Do you know how to write -1 in terms of "e", i.e., do you know what a complex exponential is? It would help to know what background can be assumed for this exercise.

well what i did was... x = ln (-1)^i
which is.. i ln (-1)
then in terms of "e" i will get... e ^ i ln (-1)

which gives me cos (ln (-1)) + i sin (ln (-1))
but i can't go any further to get the answer

aks_sky said:
well what i did was... x = ln (-1)^i
which is.. i ln (-1)
then in terms of "e" i will get... e ^ i ln (-1)

which gives me cos (ln (-1)) + i sin (ln (-1))
but i can't go any further to get the answer

What I was trying to get at is, have you been exposed to Euler's famous formula:

$$e^{i\pi} = -1$$

If so, then you can easily use this to get the answer you want.

yup i know that formula.. but how do i use it here?.. i tried to use that formula too but dint work.. maybe i did something wrong?

aks_sky said:
yup i know that formula.. but how do i use it here?.. i tried to use that formula too but dint work.. maybe i did something wrong?

Well, you're trying to find (-1)^i, right? So what is the natural thing do to both sides of Euler's formula?

um not sure exactly.

aks_sky said:
um not sure exactly.

Oh, come on!

What operation do you do to -1 to obtain (-1)^i? (This isn't a trick question!) Just do that operation to both sides of Euler!

What jbunnii is trying to say is:

$$(-1) = (e^{i\pi})$$
$$(-1)^i = ...$$

Use basic algebra here.

we take logs of both sides

ohhh yup i get what you asking

1. What are complex numbers?

Complex numbers are numbers that are expressed in the form of a + bi, where a and b are real numbers and i is the imaginary unit (√-1). They are used to represent quantities that involve both real and imaginary components.

2. How do complex numbers differ from real numbers?

Unlike real numbers, which can be represented on a number line, complex numbers cannot be visualized in this way. Additionally, while real numbers have only one solution for equations such as x^2 = 9, complex numbers have two solutions in the form of ±3i.

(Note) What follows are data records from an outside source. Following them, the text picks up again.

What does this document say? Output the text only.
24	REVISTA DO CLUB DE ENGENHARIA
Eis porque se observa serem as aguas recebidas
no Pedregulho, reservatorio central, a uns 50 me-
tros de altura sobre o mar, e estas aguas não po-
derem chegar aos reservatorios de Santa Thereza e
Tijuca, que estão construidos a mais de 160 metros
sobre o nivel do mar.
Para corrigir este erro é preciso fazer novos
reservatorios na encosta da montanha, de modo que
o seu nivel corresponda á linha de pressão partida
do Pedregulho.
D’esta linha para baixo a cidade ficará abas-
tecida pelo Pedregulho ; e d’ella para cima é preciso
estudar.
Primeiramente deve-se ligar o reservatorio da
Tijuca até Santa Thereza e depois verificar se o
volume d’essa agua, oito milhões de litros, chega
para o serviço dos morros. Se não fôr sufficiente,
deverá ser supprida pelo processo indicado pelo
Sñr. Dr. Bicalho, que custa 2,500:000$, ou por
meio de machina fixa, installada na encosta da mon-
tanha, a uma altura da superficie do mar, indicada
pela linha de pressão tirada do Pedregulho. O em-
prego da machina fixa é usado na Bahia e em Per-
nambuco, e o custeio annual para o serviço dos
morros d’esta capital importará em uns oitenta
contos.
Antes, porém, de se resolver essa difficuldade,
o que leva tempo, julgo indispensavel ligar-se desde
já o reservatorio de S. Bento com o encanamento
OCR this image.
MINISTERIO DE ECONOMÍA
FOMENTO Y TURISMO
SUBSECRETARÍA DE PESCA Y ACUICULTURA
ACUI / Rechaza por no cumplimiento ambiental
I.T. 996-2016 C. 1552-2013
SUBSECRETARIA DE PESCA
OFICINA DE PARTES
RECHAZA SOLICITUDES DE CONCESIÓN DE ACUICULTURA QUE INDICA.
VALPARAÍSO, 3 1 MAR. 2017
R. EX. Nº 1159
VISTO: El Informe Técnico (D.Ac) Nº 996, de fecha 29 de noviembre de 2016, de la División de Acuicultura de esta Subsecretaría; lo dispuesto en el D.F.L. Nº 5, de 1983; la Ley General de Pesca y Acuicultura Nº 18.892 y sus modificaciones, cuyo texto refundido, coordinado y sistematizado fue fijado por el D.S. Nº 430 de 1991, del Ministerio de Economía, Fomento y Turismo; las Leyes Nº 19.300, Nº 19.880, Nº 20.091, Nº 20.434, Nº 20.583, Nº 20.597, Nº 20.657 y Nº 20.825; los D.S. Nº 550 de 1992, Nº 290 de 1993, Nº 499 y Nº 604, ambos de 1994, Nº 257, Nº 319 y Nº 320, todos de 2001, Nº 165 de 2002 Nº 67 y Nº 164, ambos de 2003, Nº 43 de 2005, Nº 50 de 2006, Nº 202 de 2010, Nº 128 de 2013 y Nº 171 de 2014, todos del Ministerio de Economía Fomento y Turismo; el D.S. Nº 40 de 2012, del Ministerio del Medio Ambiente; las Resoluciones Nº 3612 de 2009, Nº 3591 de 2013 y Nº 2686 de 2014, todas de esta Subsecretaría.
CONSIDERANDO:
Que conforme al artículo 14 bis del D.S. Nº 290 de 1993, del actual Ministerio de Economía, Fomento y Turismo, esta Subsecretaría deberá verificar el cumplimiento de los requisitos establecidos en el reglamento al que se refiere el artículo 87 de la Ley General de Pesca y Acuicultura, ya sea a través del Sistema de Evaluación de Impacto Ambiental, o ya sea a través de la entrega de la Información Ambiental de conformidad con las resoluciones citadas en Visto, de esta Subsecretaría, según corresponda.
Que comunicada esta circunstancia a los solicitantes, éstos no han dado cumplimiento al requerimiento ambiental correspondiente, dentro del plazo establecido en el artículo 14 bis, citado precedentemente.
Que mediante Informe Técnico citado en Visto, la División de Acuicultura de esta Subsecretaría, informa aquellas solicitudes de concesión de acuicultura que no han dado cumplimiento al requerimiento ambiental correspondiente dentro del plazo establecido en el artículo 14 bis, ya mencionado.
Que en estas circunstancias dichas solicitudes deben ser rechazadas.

3. What is the purpose of using complex numbers in problem-solving?

Complex numbers are used in various fields of science and mathematics, such as engineering, physics, and signal processing. They allow for more accurate and efficient calculations and can represent physical quantities that cannot be described using only real numbers.

4. How are complex numbers represented on a graph?

Complex numbers can be represented on a graph using the complex plane, with the real component plotted on the x-axis and the imaginary component on the y-axis. The point where the two axes intersect represents the origin, or 0 + 0i.

5. What are some common operations performed with complex numbers?

Some common operations with complex numbers include addition, subtraction, multiplication, and division. Other operations such as finding the modulus (absolute value) and conjugate of a complex number are also frequently used.